Thanks for the company!

I'm linking this week with Nina's Off the Wall Friday.

Sunday, September 11, 2016


Anyone who knows me well knows that on the introvert/extrovert scale, I fairly consistently fall toward the introvert end, but there are times when I do appreciate a good crowd, and the Abstract Artists Group of New England certainly had one last Saturday at the reception for their exhibit Edge. The Newburyport Art Association was just about filled wall to wall and that meant there were a lot of folks looking at the art, including the five pieces I had in the show.
One of those pieces Seascape is above, second from right. Once again I was pleased with how well the fiber art fit with the oils, watercolors, acrylics, and pastels. I also heard many compliments on the quality of the hanging. Twenty-one members participated so there was a wide variety of styles and mediums, but I was willing to accept one-sixth of those positive comments since there were six of us who worked very hard to create a coordinated show. And look at the sight lines that were created! Things moved easily from wall to wall. Here's a bigger view of the downstairs gallery from one perspective:
On another wall the very strong, very large piece by Jane Coder connects with Ethel Hills' and Ted Leigh's small collages:
So the six of us managed to create another work of art by committee. 

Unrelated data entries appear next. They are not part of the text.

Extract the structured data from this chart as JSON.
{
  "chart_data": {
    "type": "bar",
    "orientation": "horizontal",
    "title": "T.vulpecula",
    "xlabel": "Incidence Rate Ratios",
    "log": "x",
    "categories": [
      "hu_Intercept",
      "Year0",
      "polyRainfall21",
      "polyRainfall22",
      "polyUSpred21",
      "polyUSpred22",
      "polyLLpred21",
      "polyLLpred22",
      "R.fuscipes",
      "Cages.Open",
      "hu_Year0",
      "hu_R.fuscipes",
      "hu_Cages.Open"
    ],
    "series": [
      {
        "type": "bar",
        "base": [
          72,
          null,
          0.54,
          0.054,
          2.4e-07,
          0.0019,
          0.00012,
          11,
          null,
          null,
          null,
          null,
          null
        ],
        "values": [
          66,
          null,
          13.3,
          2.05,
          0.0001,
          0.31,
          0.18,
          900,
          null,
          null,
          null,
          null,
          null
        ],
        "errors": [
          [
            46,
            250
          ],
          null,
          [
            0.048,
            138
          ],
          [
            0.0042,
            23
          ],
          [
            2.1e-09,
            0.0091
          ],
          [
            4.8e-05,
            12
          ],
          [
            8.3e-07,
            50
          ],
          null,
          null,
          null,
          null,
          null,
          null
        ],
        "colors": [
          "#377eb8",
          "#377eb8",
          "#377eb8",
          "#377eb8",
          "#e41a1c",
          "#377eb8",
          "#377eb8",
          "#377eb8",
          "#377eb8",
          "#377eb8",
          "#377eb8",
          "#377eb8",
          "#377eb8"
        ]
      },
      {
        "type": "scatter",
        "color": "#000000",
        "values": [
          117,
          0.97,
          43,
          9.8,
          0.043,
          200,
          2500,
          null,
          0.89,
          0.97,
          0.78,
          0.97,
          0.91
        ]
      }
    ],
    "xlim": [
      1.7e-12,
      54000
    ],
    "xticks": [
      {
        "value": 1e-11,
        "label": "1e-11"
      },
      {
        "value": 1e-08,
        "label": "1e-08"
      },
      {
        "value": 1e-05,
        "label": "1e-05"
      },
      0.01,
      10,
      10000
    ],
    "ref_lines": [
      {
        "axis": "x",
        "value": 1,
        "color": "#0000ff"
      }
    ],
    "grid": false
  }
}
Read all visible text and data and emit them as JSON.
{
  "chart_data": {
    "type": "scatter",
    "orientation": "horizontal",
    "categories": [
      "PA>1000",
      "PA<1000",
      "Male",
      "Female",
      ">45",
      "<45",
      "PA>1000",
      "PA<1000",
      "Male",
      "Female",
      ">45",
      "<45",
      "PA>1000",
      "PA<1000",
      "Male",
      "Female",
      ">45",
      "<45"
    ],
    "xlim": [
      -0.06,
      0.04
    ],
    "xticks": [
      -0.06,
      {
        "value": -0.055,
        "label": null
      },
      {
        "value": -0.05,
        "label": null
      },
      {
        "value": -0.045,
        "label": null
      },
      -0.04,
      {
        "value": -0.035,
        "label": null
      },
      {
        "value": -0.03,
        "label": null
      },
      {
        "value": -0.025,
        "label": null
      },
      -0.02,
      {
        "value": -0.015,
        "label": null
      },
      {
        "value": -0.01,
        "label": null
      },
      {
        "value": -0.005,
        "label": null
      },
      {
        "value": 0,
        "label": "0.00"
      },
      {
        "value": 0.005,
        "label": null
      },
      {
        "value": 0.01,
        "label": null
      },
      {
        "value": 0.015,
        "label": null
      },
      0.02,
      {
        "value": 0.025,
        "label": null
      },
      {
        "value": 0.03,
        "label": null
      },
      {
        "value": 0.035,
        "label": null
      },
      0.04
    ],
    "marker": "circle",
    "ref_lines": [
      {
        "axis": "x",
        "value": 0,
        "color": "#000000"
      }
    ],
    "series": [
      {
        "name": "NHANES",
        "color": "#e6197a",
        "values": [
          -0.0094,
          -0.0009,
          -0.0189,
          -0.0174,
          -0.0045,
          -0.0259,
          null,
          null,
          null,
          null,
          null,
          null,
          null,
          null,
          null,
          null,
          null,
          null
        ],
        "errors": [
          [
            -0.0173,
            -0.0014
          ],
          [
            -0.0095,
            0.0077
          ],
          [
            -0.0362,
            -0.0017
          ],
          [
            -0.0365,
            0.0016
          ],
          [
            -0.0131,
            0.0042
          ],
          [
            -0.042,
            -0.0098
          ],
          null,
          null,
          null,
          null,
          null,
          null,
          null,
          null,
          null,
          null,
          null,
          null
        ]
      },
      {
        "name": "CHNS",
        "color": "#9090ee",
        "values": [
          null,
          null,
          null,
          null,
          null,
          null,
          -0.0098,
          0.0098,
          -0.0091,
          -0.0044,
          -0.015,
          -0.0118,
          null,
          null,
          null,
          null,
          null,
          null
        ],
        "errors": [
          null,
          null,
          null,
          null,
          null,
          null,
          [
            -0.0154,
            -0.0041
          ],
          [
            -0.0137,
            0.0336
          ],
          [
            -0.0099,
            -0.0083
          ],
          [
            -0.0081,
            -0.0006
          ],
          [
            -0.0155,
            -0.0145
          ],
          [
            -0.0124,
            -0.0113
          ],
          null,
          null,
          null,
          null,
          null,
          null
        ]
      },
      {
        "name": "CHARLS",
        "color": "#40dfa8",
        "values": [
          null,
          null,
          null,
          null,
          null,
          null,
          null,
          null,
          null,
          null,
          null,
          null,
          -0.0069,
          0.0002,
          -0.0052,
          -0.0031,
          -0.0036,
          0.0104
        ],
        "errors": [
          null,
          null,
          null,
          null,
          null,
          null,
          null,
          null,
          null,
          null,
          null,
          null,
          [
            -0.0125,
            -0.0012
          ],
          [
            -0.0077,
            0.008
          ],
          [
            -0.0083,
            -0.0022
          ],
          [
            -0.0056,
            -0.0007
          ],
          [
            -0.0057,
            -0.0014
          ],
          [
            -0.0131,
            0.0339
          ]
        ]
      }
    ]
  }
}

And here is a quieter wall with another of my pieces In Possibility on the far right.

Upstairs were more walls to fill, where my piece Dancing with Shadows paired nicely with one of Anika Savage's

And we had plenty of space to give some of the many small pieces our members created some breathing room:

As all exhibits must, this show comes down this afternoon. 

Friday, August 19, 2016

My Favorite Color

Cardinal Flower

Usually I just let these photos speak for themselves but there is a story behind this one. I have always loved cardinal flowers and found what I thought was the perfect spot for one when we moved to our new house. The backyard gets wetter as the tiers get closer to the pond and cardinal flowers love moist earth so I planted one. It didn't grow much the first year--as a matter of fact, it didn't grow at all, but it didn't die. It just sat there all summer but somehow over the winter it gave up and I declared it dead in the spring. 

While visiting a local plant farm, I could not resist the cardinal flower again. But when I got home and looked around, my original choice still looked like the best spot. So I decided not to learn from experience and planted it right there. What seemed to be a foolish decision was rewarded with a plant that grew two feet high and produced three catch-your-eye flower heads that give focus to all the wild vegetation around them. 

If something doesn't work out the first time, that alone does not mean it will not work if you try again. This will be helpful as I embark on yet another new experiment in fiber.